Crise au RDPC: Jean Nkuete sème la guerre entre Alhadji Abbo et Cavaye Yeguie

• Jean Nkuété demande l’interdiction de la tenue d’une 'conférence de haut niveau'

• La conférence de haut niveau a été initiée par Cavaye Yéguié

• Pour justifier sa décision, Jean Nkuété cite l’article 28 al.2 des statuts du parti


La guerre de leadership bat son plein au sein du parti au pouvoir. Aucune personnalité de haut rang du Rassemblement démocratique du peuple camerounais (RDPC) n’y échappe. Le dernier épisode en date met en scène trois ténors du parti : Jean Nkuete, Alhadji Abbo et Cavaye Yeguie.

Dans un courrier adressé au Chef de la délégation permanente du Comité central de l’Adamaoua, Aladji Abo, le Secrétaire général du RDPC, Jean Nkuété lu demande d’interdire la tenue d’une « conférence de haut niveau » initiée par le président de l’Assemblée nationale Cavaye Yéguié Djibril.
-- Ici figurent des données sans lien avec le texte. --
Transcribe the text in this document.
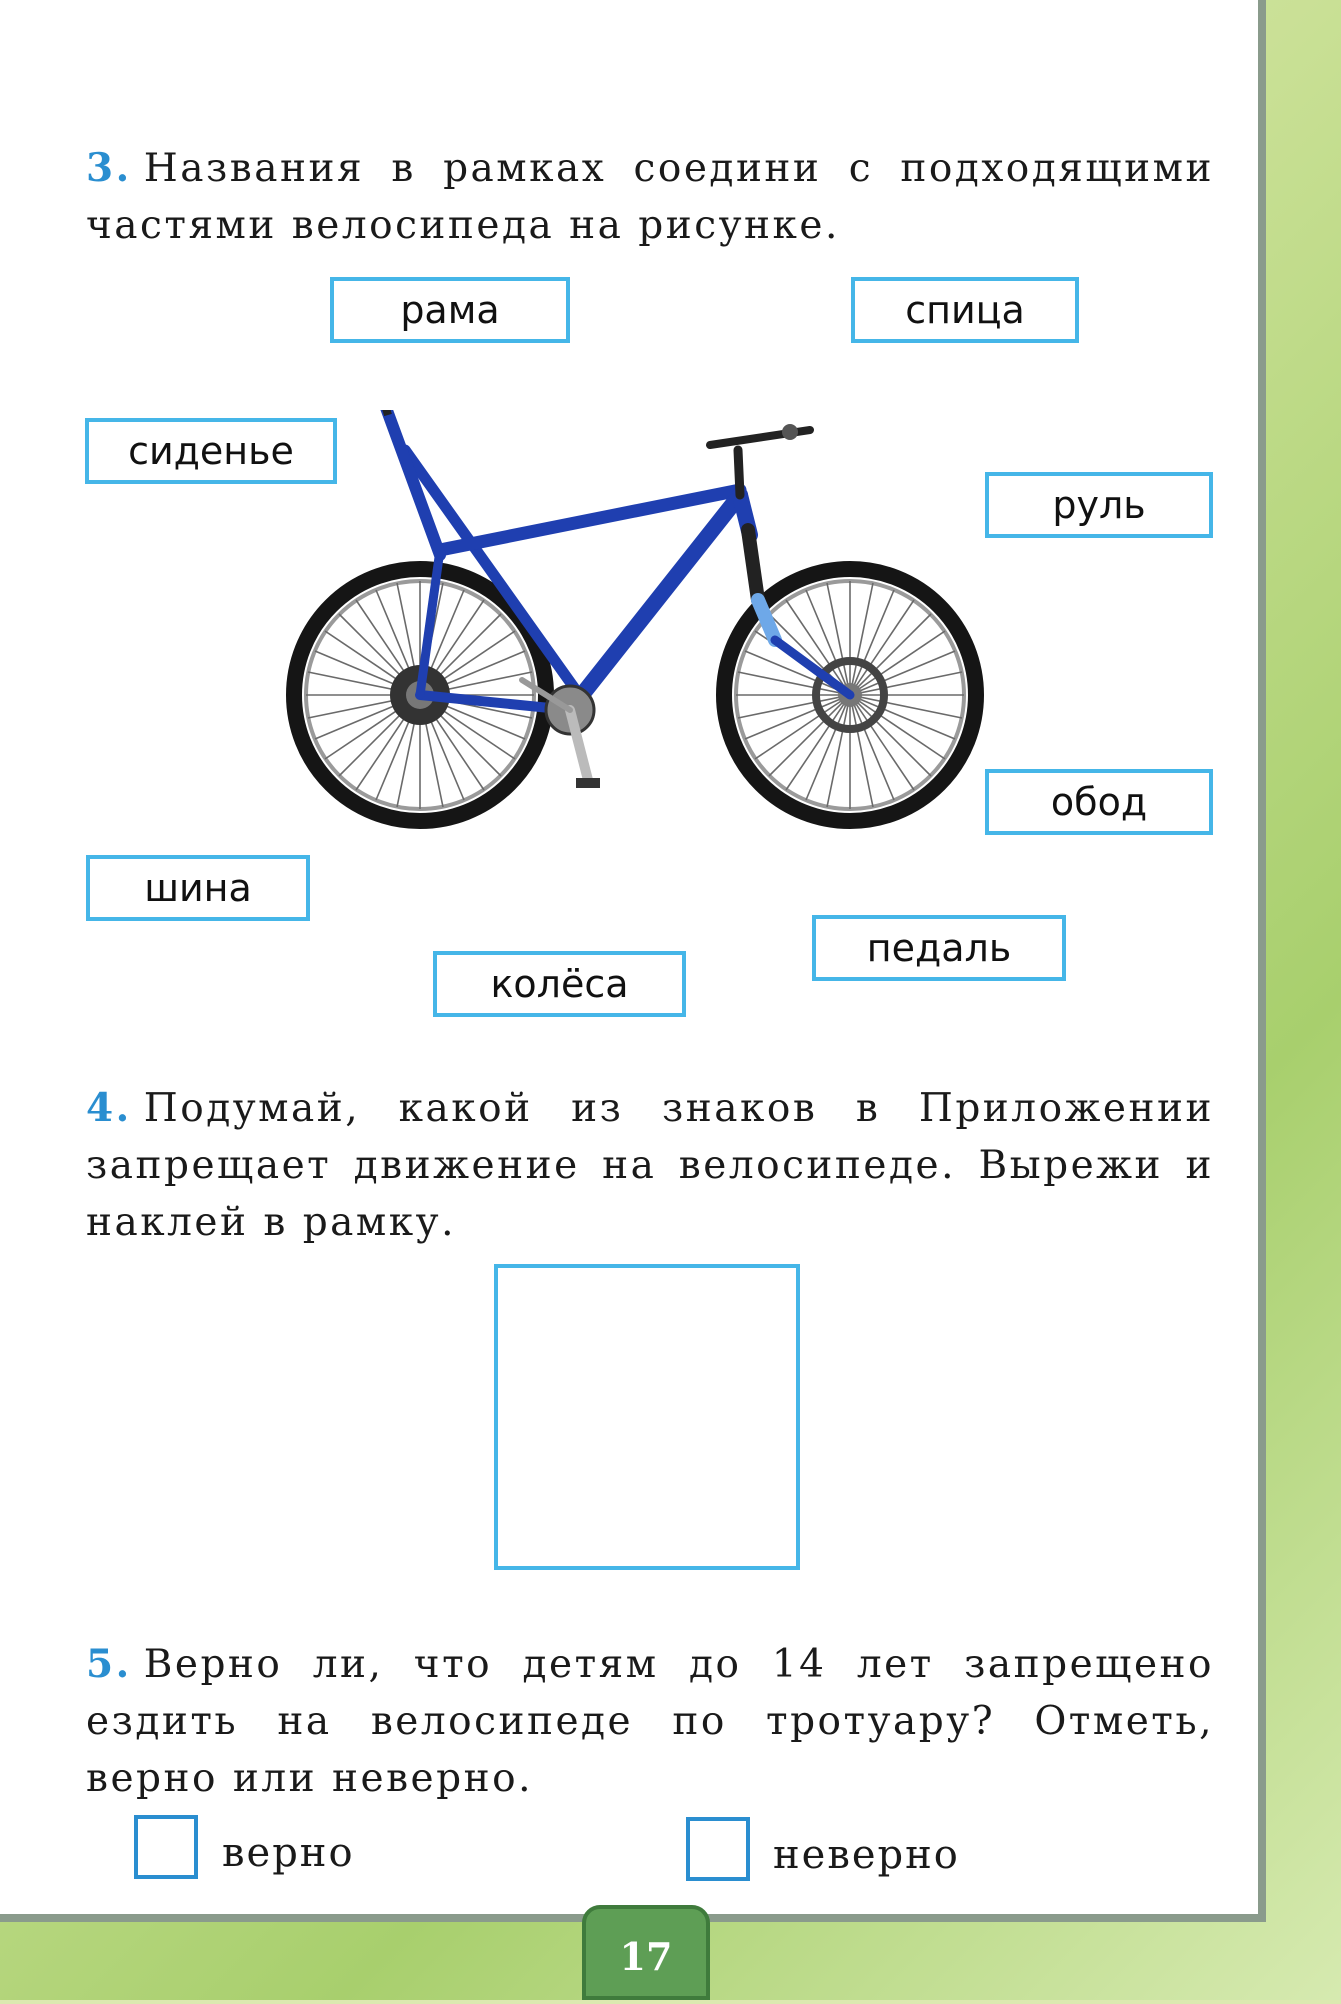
3. Названия в рамках соедини с подходящими частями велосипеда на рисунке.
рама	спица
сиденье
руль
обод
шина
колёса
педаль
4. Подумай, какой из знаков в Приложении запрещает движение на велосипеде. Вырежи и наклей в рамку.
5. Верно ли, что детям до 14 лет запрещено ездить на велосипеде по тротуару? Отметь, верно или неверно.
верно	неверно
17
En effet, il y a quelques jours, face à la montée de la colère dans le Grand Nord, le président de l’Assemblée nationale, Cavaye Yeguie DJIBRIL a instruit les chefs de délégation permanente du comité central du RDPC des trois régions du grand nord d’organiser des séminaires de haut niveau. Lesdites conférences ont été annulées. L’on a appris par la suite que non seulement l'évènement n'avait reçu l'accord du secrétaire général du RDPC, mais a aussi essuyé de vives critiques des cadres, activistes et journalistes du Grand nord.
« Grâce à la mobilisation générale, grâce à notre mobilisation ils ont renoncé à leur soit disant conférence ou états généraux. Mais cela ne doit pas nous distraire car ils sont capables de nous surprendre à tout moment, alors restons mobilisés. Le grand nord a tant souffert, le grand nord a assez crié mais ils ont joué les sourds. Le grand nord a assez pleuré mais personne n'a essuyé ses larmes, au contraire ses enfants les plus vaillants comme Marafa, Iya et Vamoulké sont emprisonnés. Pourtant c'est le grand nord qui fait le roi », nous avait rapporté une source.

Dans son courrier, Jean Nkuete demande à Aladji Abo de « veiller au strict respect des dispositions de l’article 28 al.2 des statuts du parti préconisant toute forme d’association ou de regroupement de organes de base, dont les Délégations Permanentes, Départementales et Régionales du Comité central ».

« Le Chef de la Délégation régionale n’a pas vocation, ni à se substituer à vous, ni à vous convoquer pour toute initiative relative au fonctionnement du parti dans votre région » fait-il remarquer à Aladji Abo.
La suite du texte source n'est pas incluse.